The city registered the highest air quality index on Friday in a ranking by AirVisual, a company that has developed a popular app that tracks air pollution, and that pulls in data from sources such as government monitoring stations, satellites and community contributors.

Coverage of California wildfires on Globalnews.ca:

San Francisco hit an air quality index score of 205 on Friday, topping cities such as New Delhi (201), Mumbai (161), Beijing (129) and Dubai (127).

The poor air quality came amid northern California fires that have burned as much as 146,000 acres, left 71 dead and over 1,000 people missing.

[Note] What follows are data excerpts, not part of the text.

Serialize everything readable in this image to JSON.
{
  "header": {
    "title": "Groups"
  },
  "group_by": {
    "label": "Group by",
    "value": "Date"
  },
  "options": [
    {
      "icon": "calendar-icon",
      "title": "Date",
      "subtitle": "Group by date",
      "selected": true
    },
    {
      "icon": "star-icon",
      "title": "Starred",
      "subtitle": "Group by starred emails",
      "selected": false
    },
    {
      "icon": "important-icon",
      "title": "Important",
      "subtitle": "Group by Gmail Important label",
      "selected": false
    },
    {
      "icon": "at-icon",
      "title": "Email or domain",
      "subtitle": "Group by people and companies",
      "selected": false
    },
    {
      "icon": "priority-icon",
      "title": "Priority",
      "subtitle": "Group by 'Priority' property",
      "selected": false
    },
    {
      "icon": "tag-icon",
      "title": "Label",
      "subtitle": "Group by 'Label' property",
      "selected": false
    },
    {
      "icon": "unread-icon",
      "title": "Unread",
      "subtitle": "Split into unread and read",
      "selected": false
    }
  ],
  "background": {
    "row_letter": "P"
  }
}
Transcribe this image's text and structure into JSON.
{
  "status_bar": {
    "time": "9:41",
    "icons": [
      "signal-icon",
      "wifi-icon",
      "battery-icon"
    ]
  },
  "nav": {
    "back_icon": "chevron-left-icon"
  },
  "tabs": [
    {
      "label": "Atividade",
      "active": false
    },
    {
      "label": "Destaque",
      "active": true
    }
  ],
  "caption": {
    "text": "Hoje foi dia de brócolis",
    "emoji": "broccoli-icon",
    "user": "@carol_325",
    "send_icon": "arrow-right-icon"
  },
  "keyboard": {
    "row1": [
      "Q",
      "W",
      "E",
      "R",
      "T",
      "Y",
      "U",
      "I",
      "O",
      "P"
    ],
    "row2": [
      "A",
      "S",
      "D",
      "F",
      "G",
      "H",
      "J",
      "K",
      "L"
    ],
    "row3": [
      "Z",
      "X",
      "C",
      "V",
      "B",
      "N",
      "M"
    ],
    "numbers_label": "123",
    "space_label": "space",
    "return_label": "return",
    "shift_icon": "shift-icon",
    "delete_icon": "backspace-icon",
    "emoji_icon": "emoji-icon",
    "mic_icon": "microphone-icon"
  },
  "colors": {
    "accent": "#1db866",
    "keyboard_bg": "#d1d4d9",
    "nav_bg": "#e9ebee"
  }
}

AirVisual wasn’t the only source to rank the San Francisco area so high when it came to concentrated air.

San Francisco itself ranked second with a PM2.5 concentration of 164.2 in the past day on a ranking by Berkeley Earth, a website that tracks air pollution around the world.

Topping the list was nearby Oakland, with a concentration of 160.3.

Both were followed on Berkeley Earth’s list by the northern California city of Stockton (157.6), state capital Sacramento (142.4) and San Jose (126.6).

Container ships waiting to be unloaded are seen through a thick haze at the Port of Oakland on Wednesday, Nov. 14, 2018, in Oakland, Calif.

PM2.5 refers to levels of fine particulate matter in the atmosphere that have diameters of less than 2.5 micrometres.

The conditions have forced schools to close and public transit to shut down, as the region deals with what looks to be the “worst air quality” it has ever seen, Dan Jaffe, environmental chemistry professor at the University of Washington, told KTLA5.

The wildfires raging around California are considered the worst that the U.S. has seen since the early 20th century, when a firestorm burned across the Northern Rockies in 1910, killing 87 people, while the Cloquet Fire of 1918 in Minnesota killed 450 in total.